Yash pitched the idea to a classmate of his, a medical device engineer from the US, who liked it and jumped onboard. It became their class project in second year, and during the New Ventures elective on the MBA they spent three months validating, testing, and developing their business idea.
Yash’s fundamental approach to business comes from his upbringing and revolves around doing business to help people and make the world a better place. He says he’s seen his parents, aunt, and uncle go through life helping others wherever they can, even if that means sacrificing their own happiness.
That’s why the IESE MBA was such a good fit. The school’s Doing Good Doing Well conference, an annual event that tries to tackle the challenges businesses have interconnecting with society, had a big impact on him.
“I think that’s had the biggest influence on the way I treat employees and approach business.”

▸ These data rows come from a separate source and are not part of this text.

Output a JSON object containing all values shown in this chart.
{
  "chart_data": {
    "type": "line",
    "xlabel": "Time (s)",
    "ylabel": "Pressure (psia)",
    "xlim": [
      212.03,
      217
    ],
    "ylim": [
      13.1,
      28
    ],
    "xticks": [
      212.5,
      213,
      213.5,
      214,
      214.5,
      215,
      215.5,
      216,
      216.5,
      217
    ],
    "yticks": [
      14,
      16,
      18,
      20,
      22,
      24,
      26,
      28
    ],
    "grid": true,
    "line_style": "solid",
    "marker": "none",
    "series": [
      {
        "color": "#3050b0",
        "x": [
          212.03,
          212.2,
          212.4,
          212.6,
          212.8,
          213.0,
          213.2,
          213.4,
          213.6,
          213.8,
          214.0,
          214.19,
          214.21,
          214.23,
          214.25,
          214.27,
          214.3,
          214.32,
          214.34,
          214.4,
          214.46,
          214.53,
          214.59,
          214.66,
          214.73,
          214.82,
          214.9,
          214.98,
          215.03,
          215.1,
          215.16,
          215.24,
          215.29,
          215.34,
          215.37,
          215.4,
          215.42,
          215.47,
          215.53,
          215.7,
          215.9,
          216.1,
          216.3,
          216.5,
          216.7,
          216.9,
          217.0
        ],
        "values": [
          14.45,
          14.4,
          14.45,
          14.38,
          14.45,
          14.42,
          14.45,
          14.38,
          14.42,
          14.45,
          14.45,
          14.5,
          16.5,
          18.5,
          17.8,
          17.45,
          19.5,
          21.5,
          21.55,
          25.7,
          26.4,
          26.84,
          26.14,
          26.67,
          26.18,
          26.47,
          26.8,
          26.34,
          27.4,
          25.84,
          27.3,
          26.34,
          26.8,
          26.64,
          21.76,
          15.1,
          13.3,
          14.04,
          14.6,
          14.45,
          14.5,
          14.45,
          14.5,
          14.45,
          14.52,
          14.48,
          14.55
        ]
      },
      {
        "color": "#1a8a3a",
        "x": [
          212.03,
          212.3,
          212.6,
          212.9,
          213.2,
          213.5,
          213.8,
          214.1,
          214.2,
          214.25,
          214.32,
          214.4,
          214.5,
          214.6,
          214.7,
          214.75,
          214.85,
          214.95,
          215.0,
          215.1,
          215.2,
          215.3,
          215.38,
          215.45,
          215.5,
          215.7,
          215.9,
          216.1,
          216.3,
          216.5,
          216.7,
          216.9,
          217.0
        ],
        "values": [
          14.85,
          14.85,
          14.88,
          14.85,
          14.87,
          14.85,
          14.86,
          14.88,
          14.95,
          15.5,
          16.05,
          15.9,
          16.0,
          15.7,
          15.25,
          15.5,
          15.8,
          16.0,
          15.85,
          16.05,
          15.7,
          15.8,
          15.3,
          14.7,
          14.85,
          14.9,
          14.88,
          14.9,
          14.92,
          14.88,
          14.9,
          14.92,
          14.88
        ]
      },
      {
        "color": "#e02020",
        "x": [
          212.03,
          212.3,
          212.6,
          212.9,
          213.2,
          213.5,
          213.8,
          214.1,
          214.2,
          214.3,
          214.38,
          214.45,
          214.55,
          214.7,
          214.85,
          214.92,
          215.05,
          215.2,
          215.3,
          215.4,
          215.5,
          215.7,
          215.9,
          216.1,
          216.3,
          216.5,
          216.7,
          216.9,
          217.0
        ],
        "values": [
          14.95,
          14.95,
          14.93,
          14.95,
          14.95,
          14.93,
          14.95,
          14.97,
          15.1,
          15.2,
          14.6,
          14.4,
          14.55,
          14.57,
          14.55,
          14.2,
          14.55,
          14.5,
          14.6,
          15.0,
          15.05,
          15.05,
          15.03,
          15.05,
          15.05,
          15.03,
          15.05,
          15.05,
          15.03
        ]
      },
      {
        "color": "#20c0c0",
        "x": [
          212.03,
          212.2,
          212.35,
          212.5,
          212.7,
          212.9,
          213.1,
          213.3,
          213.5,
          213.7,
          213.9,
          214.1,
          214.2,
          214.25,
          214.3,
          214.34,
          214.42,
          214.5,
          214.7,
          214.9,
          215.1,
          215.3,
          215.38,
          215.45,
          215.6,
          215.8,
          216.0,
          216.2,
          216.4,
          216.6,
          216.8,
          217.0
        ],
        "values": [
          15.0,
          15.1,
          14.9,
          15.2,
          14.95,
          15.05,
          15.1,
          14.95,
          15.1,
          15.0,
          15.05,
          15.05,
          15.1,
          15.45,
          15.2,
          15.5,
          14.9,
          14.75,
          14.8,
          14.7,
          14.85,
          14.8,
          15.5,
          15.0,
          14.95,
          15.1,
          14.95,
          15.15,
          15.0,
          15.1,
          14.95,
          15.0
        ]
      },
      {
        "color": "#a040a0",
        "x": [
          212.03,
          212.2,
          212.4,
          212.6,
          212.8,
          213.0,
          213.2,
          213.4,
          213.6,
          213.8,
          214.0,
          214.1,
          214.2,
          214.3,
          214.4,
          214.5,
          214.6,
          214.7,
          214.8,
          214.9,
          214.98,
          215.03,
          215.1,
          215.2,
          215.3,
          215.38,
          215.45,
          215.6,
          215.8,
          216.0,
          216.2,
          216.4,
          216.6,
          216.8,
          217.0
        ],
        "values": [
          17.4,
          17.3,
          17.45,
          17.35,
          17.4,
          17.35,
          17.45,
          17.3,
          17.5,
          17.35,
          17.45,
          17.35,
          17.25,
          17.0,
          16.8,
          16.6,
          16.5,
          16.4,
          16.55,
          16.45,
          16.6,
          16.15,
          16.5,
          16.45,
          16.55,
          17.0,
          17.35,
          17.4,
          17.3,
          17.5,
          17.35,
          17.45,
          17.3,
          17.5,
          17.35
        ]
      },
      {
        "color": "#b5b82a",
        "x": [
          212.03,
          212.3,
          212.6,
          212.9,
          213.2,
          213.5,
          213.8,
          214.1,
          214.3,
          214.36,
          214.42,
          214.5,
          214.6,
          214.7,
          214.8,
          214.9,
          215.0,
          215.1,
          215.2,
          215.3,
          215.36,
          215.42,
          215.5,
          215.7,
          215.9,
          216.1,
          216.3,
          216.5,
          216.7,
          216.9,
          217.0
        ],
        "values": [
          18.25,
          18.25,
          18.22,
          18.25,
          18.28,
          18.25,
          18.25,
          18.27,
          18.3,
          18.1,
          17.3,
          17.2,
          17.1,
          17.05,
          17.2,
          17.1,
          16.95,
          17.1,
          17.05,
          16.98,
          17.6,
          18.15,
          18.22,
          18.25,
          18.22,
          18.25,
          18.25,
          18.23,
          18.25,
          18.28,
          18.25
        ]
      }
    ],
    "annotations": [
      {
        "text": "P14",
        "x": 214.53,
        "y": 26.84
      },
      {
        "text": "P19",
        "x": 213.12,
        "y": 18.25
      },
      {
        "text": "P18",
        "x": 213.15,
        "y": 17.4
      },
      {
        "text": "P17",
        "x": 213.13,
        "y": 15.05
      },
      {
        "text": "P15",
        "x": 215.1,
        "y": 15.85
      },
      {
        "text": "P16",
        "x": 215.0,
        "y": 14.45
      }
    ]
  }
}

After the MBA, it became apparent they needed to work on the idea full-time. They brought onboard a dentist, and another of their MBA classmates to work part-time, and have been working on the business since.
Lessons for an entrepreneur
When Yash launched his first business, he was only 22. He says that he lacked the knowledge on how to get a business up and running, and his sales skills weren’t refined. “I think that’s why it failed ultimately,” he adds.
It was his work experience immediately after that, for his uncle’s business, that began to shape him into the businessman who would eventually set up Smiletronix years later.
“It taught me how to interact with people, how to sell, build partnerships,” he recalls.
The MBA then augmented that skillset, teaching Yash about decision making, operations, and financial modelling. IESE also have a class called Advanced Business Problems (ABP), which exposes students to a plethora of case studies, and teaches them to think like a consultant; they learn how to minimize risk and take key business decisions, key traits for any entrepreneur.
All of this has culminated in a business that has the potential to change the way we approach dentalcare, if fundraising is a success. Yash was on the road in the US at the tail end of last year, and the nonstop travel and fundraising gave him a true glimpse into life as a nascent entrepreneur.
They’re aiming to take the product to market by summer 2020, he says, and have a fundraising target of $1 million. If all goes to plan, cheaper, more affordable dentalcare could become a reality.